Yeung Jason H Y, Palpagama Thulani H, Tate Warren P, Peppercorn Katie, Waldvogel Henry J, Faull Richard L M, Kwakowsky Andrea
Centre for Brain Research, Department of Anatomy and Medical Imaging, Faculty of Medical and Health Sciences, The University of Auckland, Auckland, New Zealand.
Department of Biochemistry, School of Biomedical Sciences, University of Otago, Dunedin, New Zealand.
Front Neurosci. 2020 Jan 17;13:1427. doi: 10.3389/fnins.2019.01427. eCollection 2019.
Alzheimer's disease (AD) is the leading type of dementia worldwide. Despite an increasing burden of disease due to a rapidly aging population, there is still a lack of complete understanding of the precise pathological mechanisms which drive its progression. Glutamate is the main excitatory neurotransmitter in the brain and plays an essential role in the normal function and excitability of neuronal networks. While previous studies have shown alterations in the function of the glutamatergic system in AD, the underlying etiology of beta amyloid (Aβ) induced changes has not been explored. Here we have investigated the acute effects of stereotaxic hippocampal Aβ injection on specific glutamatergic receptors and transporters in the mouse hippocampus, using immunohistochemistry and confocal microscopy 3 days after Aβ injection in aged male C57BL/6 mice, before the onset of neuronal cell death. We show that acute injection of Aβ is sufficient to induce cognitive deficits 3 days post-injection. We also report no significant changes in glutamate receptor subunits GluA1, GluA2, VGluT1, and VGluT2 in response to acute injection of Aβ when compared with the ACSF-vehicle injected mice. However, we observed increased expression in the DG hilus and ventral stratum (str.) granulosum, CA3 str. radiatum and str. oriens, and CA1 str. radiatum of the GluN1 subunit, and increased expression within the CA3 str. radiatum and decreased expression within the DG str. granulosum of the GluN2A subunit in Aβ injected mice compared to NC, and a similar trend observed when compared to ACSF-injected mice. We also observed alterations in expression patterns of glutamatergic receptor subunits and transporters within specific layers of hippocampal subregions in response to a microinjection stimulus. These findings indicate that the pathological alterations in the glutamatergic system observed in AD are likely to be partially a result of both acute and chronic exposure to Aβ and implies a much more complex circuit mechanism associated with glutamatergic dysfunction than simply glutamate-mediated excitotoxic neuronal death.

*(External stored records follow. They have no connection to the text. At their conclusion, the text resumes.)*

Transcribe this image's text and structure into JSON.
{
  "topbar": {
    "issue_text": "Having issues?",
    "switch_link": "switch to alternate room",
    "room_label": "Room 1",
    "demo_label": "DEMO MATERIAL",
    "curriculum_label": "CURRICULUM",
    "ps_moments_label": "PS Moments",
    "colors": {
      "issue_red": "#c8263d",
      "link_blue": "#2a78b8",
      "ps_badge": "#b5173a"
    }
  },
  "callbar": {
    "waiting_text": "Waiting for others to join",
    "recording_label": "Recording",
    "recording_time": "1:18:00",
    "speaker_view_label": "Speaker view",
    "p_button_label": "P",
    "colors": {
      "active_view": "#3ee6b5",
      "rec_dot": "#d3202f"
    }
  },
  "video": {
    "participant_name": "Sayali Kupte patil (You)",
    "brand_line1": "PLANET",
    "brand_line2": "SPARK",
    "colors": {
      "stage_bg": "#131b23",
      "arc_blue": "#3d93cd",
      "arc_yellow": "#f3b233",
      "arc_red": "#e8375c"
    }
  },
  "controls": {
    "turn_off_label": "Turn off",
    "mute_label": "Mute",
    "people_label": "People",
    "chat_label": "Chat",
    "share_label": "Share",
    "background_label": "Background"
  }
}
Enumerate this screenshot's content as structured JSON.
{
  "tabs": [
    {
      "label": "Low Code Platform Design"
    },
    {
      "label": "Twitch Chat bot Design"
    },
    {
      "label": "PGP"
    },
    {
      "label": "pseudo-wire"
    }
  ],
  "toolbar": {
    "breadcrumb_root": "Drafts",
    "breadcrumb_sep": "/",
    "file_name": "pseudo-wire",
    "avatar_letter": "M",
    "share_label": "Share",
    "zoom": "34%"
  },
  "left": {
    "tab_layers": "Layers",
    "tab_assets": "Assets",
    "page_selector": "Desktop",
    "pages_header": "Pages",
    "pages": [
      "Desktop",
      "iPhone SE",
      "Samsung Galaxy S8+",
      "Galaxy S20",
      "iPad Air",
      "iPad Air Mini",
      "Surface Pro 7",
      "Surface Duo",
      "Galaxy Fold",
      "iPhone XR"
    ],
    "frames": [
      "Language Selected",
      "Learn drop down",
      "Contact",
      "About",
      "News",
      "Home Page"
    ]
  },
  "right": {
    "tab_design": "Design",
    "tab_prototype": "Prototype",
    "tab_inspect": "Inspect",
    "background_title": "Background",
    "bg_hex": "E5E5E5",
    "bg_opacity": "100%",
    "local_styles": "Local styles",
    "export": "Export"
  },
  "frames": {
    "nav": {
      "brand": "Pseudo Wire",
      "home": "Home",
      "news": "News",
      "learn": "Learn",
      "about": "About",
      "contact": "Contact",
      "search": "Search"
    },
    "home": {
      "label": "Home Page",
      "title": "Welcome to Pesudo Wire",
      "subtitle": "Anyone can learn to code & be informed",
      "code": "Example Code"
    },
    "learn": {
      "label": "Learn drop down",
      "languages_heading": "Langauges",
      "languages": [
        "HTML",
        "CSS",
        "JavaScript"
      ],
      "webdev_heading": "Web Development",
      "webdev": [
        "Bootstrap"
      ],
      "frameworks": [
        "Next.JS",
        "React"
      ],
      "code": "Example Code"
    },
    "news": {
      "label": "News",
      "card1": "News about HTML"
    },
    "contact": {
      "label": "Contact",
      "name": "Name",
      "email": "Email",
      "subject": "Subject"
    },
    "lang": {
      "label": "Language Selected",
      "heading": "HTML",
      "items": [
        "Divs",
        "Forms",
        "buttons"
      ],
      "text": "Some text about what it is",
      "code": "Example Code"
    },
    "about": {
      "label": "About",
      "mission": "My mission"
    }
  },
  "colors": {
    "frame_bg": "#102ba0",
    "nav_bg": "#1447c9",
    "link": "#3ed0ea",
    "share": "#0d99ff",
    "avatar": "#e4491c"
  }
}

阿尔茨海默病(AD)是全球范围内最主要的痴呆类型。尽管由于人口快速老龄化导致疾病负担日益加重,但对于驱动其进展的精确病理机制仍缺乏全面了解。谷氨酸是大脑中的主要兴奋性神经递质,在神经网络的正常功能和兴奋性中起着至关重要的作用。虽然先前的研究表明AD中谷氨酸能系统的功能存在改变,但β淀粉样蛋白(Aβ)诱导变化的潜在病因尚未得到探索。在此,我们研究了立体定向海马注射Aβ对老年雄性C57BL/6小鼠海马中特定谷氨酸能受体和转运体的急性影响,在Aβ注射3天后,即在神经元细胞死亡发生之前,使用免疫组织化学和共聚焦显微镜进行观察。我们发现急性注射Aβ足以在注射后3天诱导认知缺陷。我们还报告称,与注射人工脑脊液(ACSF)的小鼠相比,急性注射Aβ后谷氨酸受体亚基GluA1、GluA2、囊泡谷氨酸转运体1(VGluT1)和囊泡谷氨酸转运体2(VGluT2)没有显著变化。然而,我们观察到,与正常对照组(NC)相比,Aβ注射小鼠的齿状回门区和腹侧颗粒层、CA3放射层和原层以及CA1放射层中谷氨酸受体1亚基(GluN1)的表达增加,并且在Aβ注射小鼠的CA3放射层中表达增加,而在齿状回颗粒层中谷氨酸受体2A亚基(GluN2A)的表达减少,与注射ACSF的小鼠相比也观察到类似趋势。我们还观察到,响应微量注射刺激,海马亚区特定层内谷氨酸能受体亚基和转运体的表达模式发生了改变。这些发现表明,在AD中观察到的谷氨酸能系统的病理改变可能部分是急性和慢性暴露于Aβ的结果,这意味着与谷氨酸能功能障碍相关的回路机制比单纯的谷氨酸介导的兴奋性毒性神经元死亡更为复杂。